Ervin Ibragimov was a member of the executive board of the World Congress of Crimean Tatars. Since annexation, the Crimean Tatar community has come under pressure. Its elected representative body, the Mejlis, which had opposed the 2014 referendum on joining Russia, has been ruled an "extremist organisation" and banned.
Human rights group Amnesty International accuses the Russian authorities of "systematic persecution" of Crimean Tatars. This month the European Union's foreign policy chief Federica Mogherini concluded that "the rights of the Crimean Tatars have been gravely violated". Moscow denies the accusations.
Over piping hot tea, Umer tells me the story of his family. In World War Two, his father had fought in the Red Army.
"He was wounded and came home," Umer says. "Ten days later, all Crimean Tatars were deported from their homeland."
It was Josef Stalin who had ordered the deportation - an act of collective punishment and paranoia. The Soviet dictator suspected Crimean Tatars of collaborating with the Nazis. More than 230,000 people were forced on to cattle trains and transported to Central Asia.
"My mother and father told me later they'd be given just 15 minutes to gather their belongings," recalls Umer.
Umer grew up in Soviet Uzbekistan. Conscripted into the Soviet army in the late 1970s, he spent a year fulfilling his "internationalist duty" fighting in Afghanistan.
Umer looks at a photograph of his missing son.
"There is no justice," he says.
And yet this Crimean spring feels calmer than three years ago.

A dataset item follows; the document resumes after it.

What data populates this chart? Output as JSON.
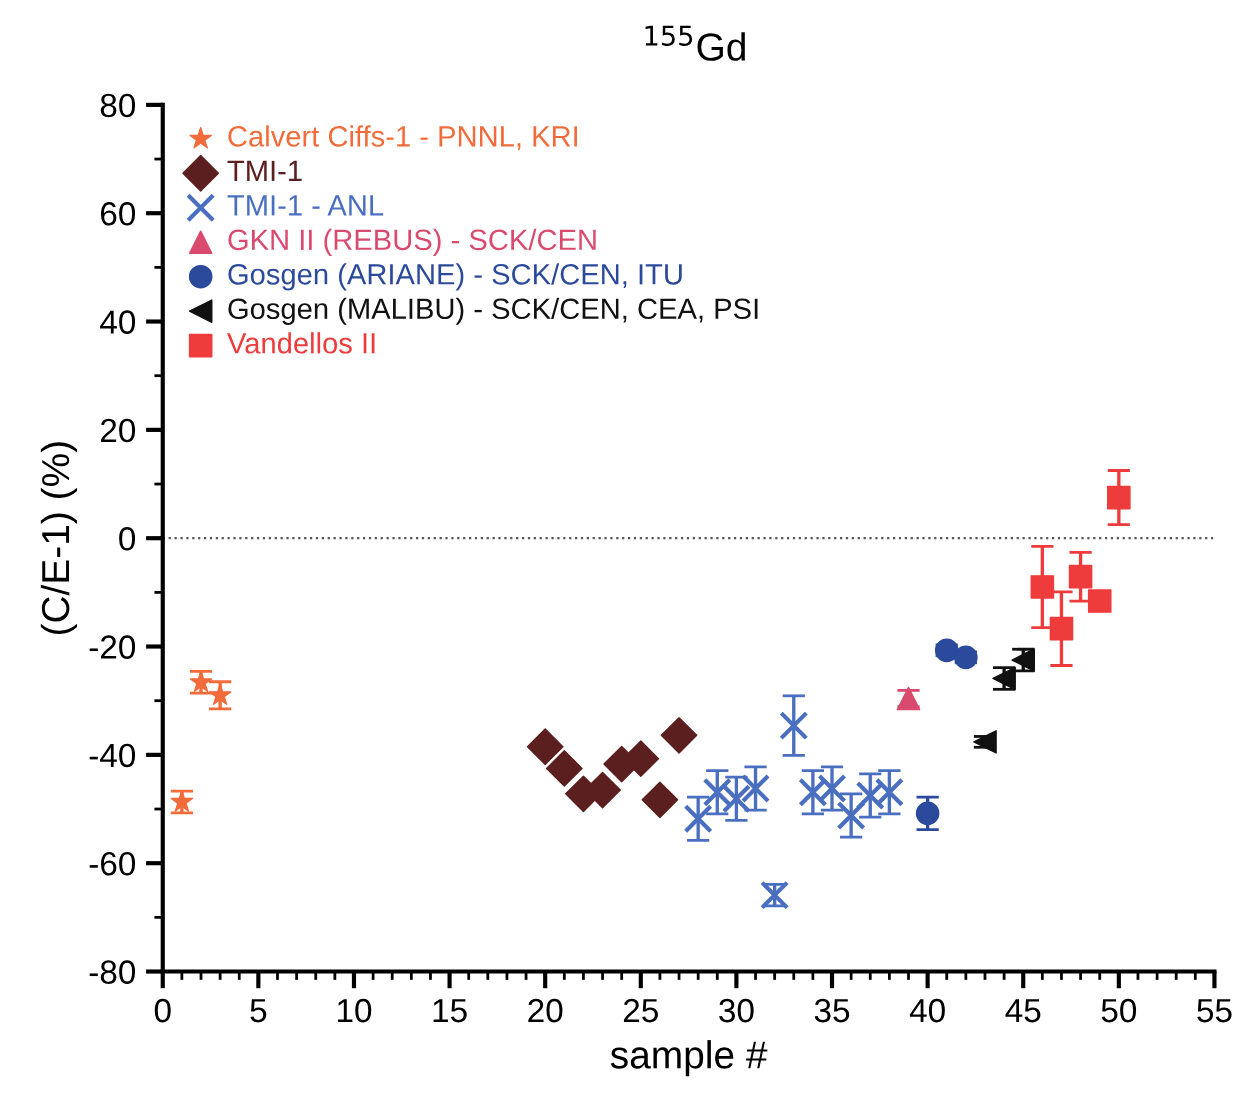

While Russia and the West argue over sanctions, sovereignty and borders, it seems that most people here are just trying to get on with their lives, trying to adapt.
"Everything calmed down," artist Svitlana Gavrilenko says. "Everyone who used to be 'pro' something - either pro-Russia or pro-Ukraine - everybody calmed down."
Three years ago Svitlana had opposed annexation. Today her perspective has changed.
"A lot of small and medium-sized businesses fell apart after Russia came because they were all connected to Ukraine. Now they have reconnected to Russia and China. If we become a part of Ukraine again, we will need to solve all this stuff again. Everyone's life is going to be screwed up again."
In the Black Sea resort of Yalta I find the promenade packed with people enjoying a seaside stroll in the sunshine. The sound of the waves crashing on the shore mixes with jazz chords from street musicians. From the conversations, there is an overriding sense of a population desperate for peace.
"Many people in Crimea still love Ukraine," Rodion says. "Russia and Ukraine are too similar, their peoples too inter-connected to feel bad about each other."
Rodion believes "it's not completely impossible" that Crimea would one day return to Ukrainian rule.
"Nobody ever imagined it would become a part of Russia," he says, though he resents Western leaders who demand the peninsula's return. "Crimea is not just a thing to be given to one country or another. It's a place. It's the people who live here. It's history. It's many things that cannot be bought or inter-changed."
Svitlana Gavrilenko believes that the changes that took place here three years ago are irreversible.
"I don't think Russia in its modern state, with Putin at the top, could ever give Crimea back," she tells me. "They made so much effort to connect it. They suffered through all these sanctions just to have Crimea. Why would they give it back?"